- Also known as: Seven Days
- Directed by: Eoghan Harris
- Presented by: Brian Cleeve; Brian Farrell; John O'Donoghue;
- Country of origin: Ireland

Production
- Producer: Muiris Mac Conghail

Original release
- Network: Radio Telefís Éireann
- Release: 26 September 1966 – 1976

= 7 Days (Irish TV programme) =

Irish current affairs television programme (1966–76)

7 Days (previously Seven Days) is an Irish current affairs television programme presented by Brian Farrell, Brian Cleeve, and John O'Donoghue, and was broadcast on RTÉ One from 1966 until 1976.

==History==

===Background===

Seven Days was created by RTÉ One as a replacement for the existing programme Sixty Six. It was developed at a time when the station was expanding its current affairs programming. Innovations included having TDs and senators from the political parties giving their opinions on Dáil proceedings instead of hearing from the political correspondents of the daily newspapers. Broadcast live on Monday evenings between 8:45pm and 9:15pm, it quickly became RTÉ's flagship current affairs programme. Seven Days was broadcast for the first time on 26 September 1966.

===Presenters===

John O'Donoghue, Brian Cleeve and Brian Farrell were the first presenters of the programme. The three had earlier worked on Telefís Éireann's first current affairs programme Broadsheet in the early 1960s.

===Rebranding===

In 1967 the programme was merged with another current affairs programme, Division, and rebranded as 7 Days. As a result of this amalgamation the team of presenters was expanded to include David Thornley, Ted Nealon, Bill O'Herlihy and Paddy Gallagher.
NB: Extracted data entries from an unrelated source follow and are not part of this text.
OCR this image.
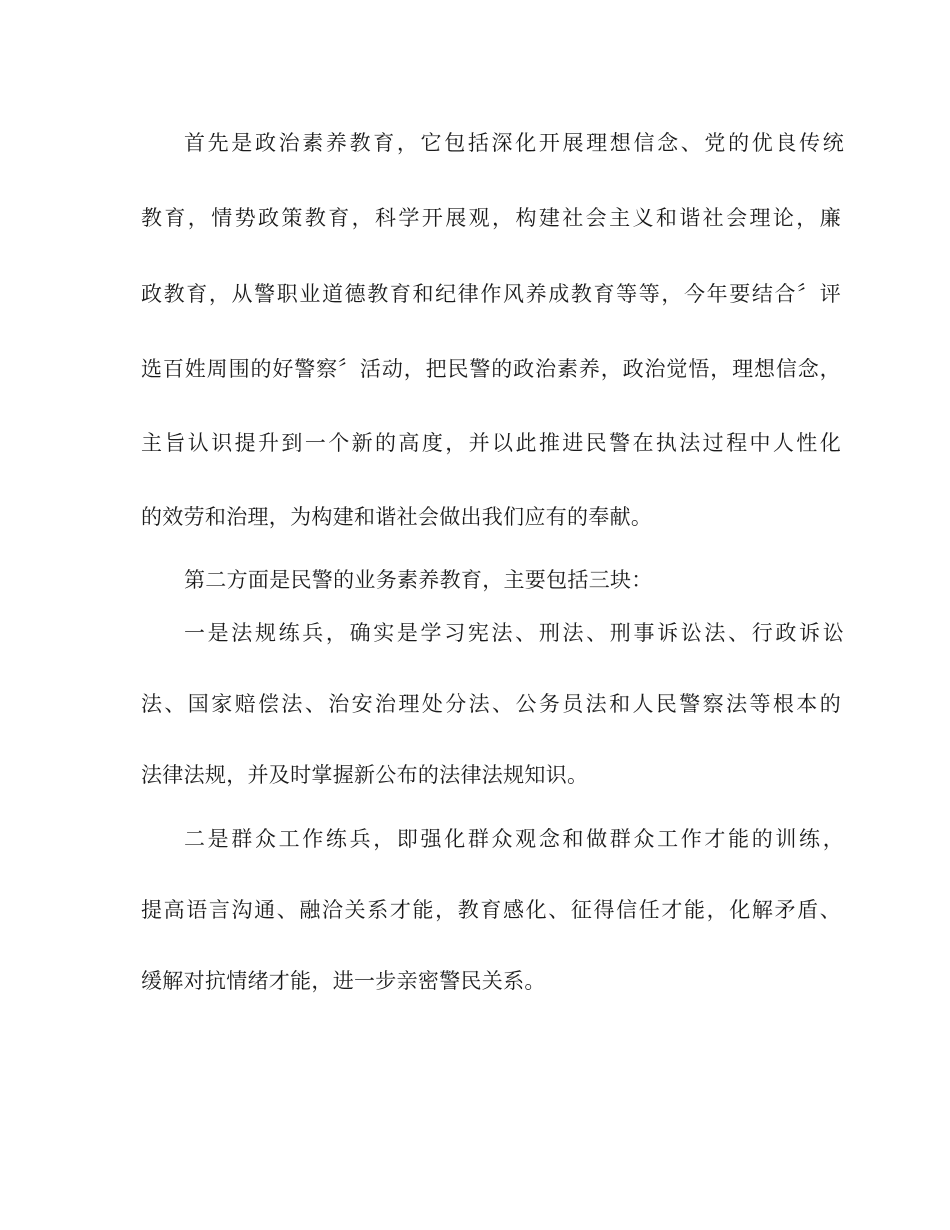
首先是政治素养教育，它包括深化开展理想信念、党的优良传统
教育，情势政策教育，科学开展观，构建社会主义和谐社会理论，廉
政教育，从警职业道德教育和纪律作风养成教育等等，今年要结合〞评
选百姓周围的好警察〞活动，把民警的政治素养，政治觉悟，理想信念，
主旨认识提升到一个新的高度，并以此推进民警在执法过程中人性化
的效劳和治理，为构建和谐社会做出我们应有的奉献。
第二方面是民警的业务素养教育，主要包括三块：
一是法规练兵，确实是学习宪法、刑法、刑事诉讼法、行政诉讼
法、国家赔偿法、治安治理处分法、公务员法和人民警察法等根本的
法律法规，并及时掌握新公布的法律法规知识。
二是群众工作练兵，即强化群众观念和做群众工作才能的训练，
提高语言沟通、融洽关系才能，教育感化、征得信任才能，化解矛盾、
缓解对抗情绪才能，进一步亲密警民关系。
In 1968, it was announced that the current affairs programme, which often tackled subjects of public controversy in a forthright manner, was to be moved to the RTÉ News division. This led to a threatened strike and ultimately to the resignation of several of the programme's presenters.

7 Days was the first home-produced programme to be shown in colour by RTÉ, although colour transmissions of imports predated it.

===Tribunal of Inquiry===

In December 1969 the Oireachtas voted to establish a tribunal of inquiry regarding a 7 Days piece on money-lenders. The programme, which was filmed in part with hidden cameras and microphones, claimed that illegal moneylending was causing misery and that the State was not responding to it. The tribunal's terms of reference were:
- That the allegation of the use of strong-arm methods by unlicensed moneylenders was unfounded
- That the numbers and scale of illegal moneylenders operating in the country were far less than those suggested by the programme
- That the statements made in the programme purporting to be confessions by moneylenders as to strong-arm debt recovery tactics were entirely valueless

The tribunal concluded that the programme content had been exaggerated, although earlier claims that participants had been bribed with alcohol to respond to questions in a certain way were found to be untrue. Following the tribunal's report, comments critical of the manner of its establishment and the implications of the tribunal's conclusions were made in the Dáil on 25 February 1971 and 9 March 1971 by, among others, Barry Desmond and Garret FitzGerald.

===Ending===

7 Days was broadcast for the final time in 1976.